Usher family out, get crash cart in, start CPR, hook up defib pads, someone’s bagging her and within a minute we shock her. No change. Times three. Ok – meds (Where. The hell. Is the cardiologist???), CPR, ER doc is here to intubate, I give him a quick rundown of the situation. Someone flings my carefully placed towels out of the way; now there’s all the vomit again, still on her gown, still in her hair and my denial regarding this Fixable Problem is finally shattered.
By then, someone has overhead paged any cardiologist to CCU stat and one shows up…. and right behind him is the patient’s cardiologist. FINALLY. She asks for someone to come up and do a stat echocardiogram and there happens to be an ultrasound tech a few rooms down that we seize. After a second of viewing the screen, the cardiologist sizes up the situation and asks for a 60cc syringe with a needle and before I know it, she has plunged this needle into my patient’s chest and blood, all this thick dark blood, starts coming back.

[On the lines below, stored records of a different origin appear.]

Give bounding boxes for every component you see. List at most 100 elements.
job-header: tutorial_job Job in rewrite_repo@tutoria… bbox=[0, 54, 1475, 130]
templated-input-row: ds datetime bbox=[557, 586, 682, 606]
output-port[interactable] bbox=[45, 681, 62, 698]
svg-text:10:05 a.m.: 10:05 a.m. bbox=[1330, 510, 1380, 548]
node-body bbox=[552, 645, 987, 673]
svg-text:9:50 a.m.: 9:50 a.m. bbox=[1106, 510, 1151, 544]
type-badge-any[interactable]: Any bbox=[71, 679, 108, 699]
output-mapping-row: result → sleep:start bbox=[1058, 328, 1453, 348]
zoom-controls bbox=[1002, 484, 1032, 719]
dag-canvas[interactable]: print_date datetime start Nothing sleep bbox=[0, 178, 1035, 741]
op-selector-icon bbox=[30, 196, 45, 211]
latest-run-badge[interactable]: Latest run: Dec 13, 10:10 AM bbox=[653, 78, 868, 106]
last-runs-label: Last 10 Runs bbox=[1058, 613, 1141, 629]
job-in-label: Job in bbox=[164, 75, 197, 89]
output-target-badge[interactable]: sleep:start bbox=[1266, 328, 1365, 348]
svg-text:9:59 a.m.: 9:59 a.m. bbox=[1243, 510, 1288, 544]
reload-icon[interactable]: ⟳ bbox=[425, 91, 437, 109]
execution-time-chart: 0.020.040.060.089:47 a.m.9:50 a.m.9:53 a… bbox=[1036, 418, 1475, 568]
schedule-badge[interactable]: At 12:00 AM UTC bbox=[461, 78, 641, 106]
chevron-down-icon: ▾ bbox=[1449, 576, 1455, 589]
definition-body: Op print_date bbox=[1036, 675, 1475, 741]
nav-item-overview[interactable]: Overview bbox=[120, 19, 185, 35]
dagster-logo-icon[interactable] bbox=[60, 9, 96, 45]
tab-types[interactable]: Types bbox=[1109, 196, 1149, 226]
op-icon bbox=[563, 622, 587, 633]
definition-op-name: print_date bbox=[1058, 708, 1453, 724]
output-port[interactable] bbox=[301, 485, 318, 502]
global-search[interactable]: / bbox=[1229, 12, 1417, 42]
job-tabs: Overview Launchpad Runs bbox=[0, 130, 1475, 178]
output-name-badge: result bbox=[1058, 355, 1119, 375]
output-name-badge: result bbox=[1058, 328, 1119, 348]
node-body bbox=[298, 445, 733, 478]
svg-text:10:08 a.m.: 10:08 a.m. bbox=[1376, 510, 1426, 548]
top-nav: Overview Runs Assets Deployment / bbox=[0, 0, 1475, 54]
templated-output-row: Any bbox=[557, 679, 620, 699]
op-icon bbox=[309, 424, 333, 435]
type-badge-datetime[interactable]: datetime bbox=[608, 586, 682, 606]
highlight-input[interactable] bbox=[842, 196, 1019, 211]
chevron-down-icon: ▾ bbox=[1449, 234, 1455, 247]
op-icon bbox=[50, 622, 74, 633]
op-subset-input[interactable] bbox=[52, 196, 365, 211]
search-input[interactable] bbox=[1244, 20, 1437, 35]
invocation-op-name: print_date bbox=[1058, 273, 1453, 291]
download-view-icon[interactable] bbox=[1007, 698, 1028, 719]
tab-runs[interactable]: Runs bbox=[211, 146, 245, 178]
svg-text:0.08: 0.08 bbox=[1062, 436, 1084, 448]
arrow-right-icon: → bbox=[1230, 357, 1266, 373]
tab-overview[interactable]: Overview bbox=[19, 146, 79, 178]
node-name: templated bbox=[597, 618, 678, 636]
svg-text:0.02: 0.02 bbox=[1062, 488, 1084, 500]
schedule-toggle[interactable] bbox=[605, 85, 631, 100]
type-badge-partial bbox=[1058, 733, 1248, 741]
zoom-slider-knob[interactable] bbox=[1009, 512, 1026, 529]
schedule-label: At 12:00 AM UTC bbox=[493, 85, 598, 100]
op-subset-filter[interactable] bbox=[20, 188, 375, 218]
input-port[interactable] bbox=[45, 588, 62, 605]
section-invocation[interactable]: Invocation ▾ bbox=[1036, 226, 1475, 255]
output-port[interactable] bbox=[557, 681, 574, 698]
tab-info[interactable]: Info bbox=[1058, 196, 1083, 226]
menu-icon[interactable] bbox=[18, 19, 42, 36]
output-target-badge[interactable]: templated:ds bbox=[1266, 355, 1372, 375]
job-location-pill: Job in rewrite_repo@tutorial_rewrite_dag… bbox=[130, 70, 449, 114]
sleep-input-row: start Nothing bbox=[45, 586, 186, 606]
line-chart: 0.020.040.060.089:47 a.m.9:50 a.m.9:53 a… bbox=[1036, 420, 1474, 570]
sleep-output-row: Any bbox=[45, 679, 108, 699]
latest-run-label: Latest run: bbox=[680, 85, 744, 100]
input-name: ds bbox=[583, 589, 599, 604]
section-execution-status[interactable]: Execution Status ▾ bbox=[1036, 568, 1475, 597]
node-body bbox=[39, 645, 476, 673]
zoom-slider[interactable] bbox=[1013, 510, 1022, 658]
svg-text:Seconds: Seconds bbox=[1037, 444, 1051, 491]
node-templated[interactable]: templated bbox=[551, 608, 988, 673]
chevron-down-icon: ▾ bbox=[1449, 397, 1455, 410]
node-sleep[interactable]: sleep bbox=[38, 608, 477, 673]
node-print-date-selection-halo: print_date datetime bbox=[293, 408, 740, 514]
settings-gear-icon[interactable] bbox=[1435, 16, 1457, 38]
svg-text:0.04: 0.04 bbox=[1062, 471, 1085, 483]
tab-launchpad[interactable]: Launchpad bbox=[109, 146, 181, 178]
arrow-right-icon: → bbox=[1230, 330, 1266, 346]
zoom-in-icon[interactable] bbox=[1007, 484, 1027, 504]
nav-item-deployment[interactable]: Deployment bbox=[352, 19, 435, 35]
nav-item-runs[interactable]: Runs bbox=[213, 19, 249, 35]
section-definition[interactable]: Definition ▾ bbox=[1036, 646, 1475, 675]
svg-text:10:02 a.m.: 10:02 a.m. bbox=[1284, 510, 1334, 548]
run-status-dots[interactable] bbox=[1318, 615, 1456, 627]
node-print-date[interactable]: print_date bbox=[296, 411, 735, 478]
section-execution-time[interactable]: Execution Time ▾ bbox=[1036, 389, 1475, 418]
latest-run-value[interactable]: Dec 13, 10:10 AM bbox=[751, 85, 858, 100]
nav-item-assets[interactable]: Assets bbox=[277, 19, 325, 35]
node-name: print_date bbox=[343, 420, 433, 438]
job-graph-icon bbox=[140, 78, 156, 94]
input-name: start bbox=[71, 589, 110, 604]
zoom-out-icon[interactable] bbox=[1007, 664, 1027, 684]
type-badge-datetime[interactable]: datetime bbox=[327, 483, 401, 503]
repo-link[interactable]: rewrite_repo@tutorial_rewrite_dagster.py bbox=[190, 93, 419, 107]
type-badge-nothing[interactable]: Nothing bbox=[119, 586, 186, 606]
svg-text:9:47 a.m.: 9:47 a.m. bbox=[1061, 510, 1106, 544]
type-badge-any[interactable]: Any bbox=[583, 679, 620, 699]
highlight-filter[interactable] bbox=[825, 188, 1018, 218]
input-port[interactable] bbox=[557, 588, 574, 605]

My patient had cardiac tamponade. The sac around her heart had filled with blood and her heart was unable to fill and squeeze due to the compression. We regained a rhythm on the EKG monitor, but we did not regain a pulse.
My patient, the one I had confidently assured not 15 minutes before, died. My naivety died with her.
I didn’t know. When she asked her last question, I had been 100% positive that she was going to be just fine. I don’t really fault myself for not knowing anymore, but I do regret that the last person she spoke to was me, and not her family. I regret that she died with vomit in her hair.
I regret that I did not at least entertain the notion that I was wrong.